Let’s explore the impact of different ascertainment schemes, using the Hudson estimator.
0.1027 +/- 0.0031 (using 2797341 SNPs segregating in first population) 0.1140 +/- 0.0040 (using 1086498 SNPs segregating in second population) 0.1065 +/- 0.0030 (using 3177369 SNPs segregating in either population) 0.1101 +/- 0.0045 (using 706470 SNPs segregating in both population)
The spread of values here is more than three standard errors, so clearly ascertainment makes a difference. Here I’d be inclined to use SNPs segregating in both populations as it is a stricter criterion, however comments very welcome.
Finally, let’s plot FST over the chromosome, to see if any regions are particularly differentiated.
This plot suggests some genome regions where FST is higher than the chromosome-wide average, which are interesting to follow up.

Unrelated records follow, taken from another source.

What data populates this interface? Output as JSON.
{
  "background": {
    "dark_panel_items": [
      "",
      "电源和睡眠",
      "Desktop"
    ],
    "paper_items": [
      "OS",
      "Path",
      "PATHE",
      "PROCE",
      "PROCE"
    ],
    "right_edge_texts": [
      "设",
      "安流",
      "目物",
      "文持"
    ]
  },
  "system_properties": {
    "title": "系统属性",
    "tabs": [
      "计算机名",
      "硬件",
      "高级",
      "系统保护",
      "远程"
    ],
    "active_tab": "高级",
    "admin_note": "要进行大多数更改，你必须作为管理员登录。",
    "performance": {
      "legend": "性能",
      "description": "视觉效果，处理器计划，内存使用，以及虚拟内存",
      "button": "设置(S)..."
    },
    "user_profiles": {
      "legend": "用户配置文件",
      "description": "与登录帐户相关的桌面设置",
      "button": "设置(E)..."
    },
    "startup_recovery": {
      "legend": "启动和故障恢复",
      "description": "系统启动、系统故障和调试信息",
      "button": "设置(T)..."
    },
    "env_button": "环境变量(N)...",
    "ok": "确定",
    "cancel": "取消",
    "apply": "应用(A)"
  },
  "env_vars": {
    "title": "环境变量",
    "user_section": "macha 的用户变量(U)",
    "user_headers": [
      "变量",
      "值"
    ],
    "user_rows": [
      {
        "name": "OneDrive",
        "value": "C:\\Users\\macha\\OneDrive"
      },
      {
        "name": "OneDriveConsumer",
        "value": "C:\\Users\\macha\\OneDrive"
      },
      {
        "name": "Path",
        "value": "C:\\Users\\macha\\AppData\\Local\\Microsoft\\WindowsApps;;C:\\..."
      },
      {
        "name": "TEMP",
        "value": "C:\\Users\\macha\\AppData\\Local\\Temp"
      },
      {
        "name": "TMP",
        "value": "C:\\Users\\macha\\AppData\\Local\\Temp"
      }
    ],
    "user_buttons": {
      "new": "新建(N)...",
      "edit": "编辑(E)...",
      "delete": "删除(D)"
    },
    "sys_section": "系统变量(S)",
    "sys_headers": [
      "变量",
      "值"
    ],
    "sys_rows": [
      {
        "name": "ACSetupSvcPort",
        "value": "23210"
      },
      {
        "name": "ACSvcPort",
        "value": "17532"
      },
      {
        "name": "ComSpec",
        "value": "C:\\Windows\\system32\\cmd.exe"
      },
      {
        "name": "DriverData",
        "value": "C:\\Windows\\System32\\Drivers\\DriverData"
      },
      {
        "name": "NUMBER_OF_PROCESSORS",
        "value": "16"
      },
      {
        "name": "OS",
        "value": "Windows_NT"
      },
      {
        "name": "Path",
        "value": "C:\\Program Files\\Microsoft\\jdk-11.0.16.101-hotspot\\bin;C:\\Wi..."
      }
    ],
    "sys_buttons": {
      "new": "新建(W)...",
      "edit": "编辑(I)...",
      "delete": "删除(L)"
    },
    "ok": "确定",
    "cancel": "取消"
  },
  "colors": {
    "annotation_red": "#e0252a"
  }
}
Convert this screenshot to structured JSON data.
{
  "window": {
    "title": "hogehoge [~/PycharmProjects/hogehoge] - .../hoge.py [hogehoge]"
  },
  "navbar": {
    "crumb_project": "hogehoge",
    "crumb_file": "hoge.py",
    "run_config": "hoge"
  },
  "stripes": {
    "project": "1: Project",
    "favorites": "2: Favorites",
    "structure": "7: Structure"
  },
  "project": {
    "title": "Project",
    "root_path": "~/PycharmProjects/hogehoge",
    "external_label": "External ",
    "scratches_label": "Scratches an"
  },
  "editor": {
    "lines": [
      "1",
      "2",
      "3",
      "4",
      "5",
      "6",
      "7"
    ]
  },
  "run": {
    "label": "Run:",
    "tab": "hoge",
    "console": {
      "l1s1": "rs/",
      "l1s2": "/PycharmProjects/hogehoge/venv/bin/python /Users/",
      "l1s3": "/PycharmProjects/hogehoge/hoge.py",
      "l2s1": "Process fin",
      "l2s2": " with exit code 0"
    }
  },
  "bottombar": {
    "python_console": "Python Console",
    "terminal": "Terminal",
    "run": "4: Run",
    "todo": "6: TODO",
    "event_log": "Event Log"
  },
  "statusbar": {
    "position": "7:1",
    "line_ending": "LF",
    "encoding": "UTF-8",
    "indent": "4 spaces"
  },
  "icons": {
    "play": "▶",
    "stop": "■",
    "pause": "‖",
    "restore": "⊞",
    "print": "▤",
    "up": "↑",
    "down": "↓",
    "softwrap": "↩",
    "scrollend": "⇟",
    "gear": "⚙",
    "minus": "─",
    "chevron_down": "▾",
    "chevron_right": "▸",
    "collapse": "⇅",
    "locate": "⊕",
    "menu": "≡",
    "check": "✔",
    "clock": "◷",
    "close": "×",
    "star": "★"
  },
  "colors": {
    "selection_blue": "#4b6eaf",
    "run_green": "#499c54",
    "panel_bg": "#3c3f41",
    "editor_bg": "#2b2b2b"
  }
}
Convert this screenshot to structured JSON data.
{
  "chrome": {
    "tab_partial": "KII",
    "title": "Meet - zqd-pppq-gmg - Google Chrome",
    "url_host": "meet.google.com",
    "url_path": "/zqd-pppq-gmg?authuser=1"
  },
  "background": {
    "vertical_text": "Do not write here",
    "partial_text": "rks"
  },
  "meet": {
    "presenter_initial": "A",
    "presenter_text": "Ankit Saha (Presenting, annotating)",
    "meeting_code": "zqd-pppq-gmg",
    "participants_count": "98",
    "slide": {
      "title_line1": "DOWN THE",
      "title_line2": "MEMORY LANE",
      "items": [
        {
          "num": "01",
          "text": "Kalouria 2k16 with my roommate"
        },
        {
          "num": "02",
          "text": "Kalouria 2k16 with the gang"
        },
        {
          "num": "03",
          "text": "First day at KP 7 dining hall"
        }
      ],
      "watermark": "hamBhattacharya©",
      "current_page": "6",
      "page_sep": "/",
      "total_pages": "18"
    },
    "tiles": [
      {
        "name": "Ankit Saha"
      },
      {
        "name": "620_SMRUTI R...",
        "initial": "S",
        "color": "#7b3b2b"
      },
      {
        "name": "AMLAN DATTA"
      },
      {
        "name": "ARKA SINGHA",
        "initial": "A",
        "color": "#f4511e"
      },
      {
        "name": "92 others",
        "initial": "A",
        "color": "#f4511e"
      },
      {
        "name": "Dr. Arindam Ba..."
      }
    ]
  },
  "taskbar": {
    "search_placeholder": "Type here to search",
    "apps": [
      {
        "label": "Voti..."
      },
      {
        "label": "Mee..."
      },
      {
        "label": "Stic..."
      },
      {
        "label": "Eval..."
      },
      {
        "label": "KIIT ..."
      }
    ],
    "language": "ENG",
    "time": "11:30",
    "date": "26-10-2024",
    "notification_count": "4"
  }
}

Hudson’s FST estimator is more robust to unequal sample sizes, and faster to compute because it only requires allele counts as input.
SNP ascertainment also makes a difference. It’s probably a good idea to try different ascertainment schemes to see what impact they have on the results.
- Bhatia, G., Patterson, N., Sankararaman, S., & Price, A. L. (2013). Estimating and interpreting FST: the impact of rare variants. Genome Research, 23(9), 1514–21.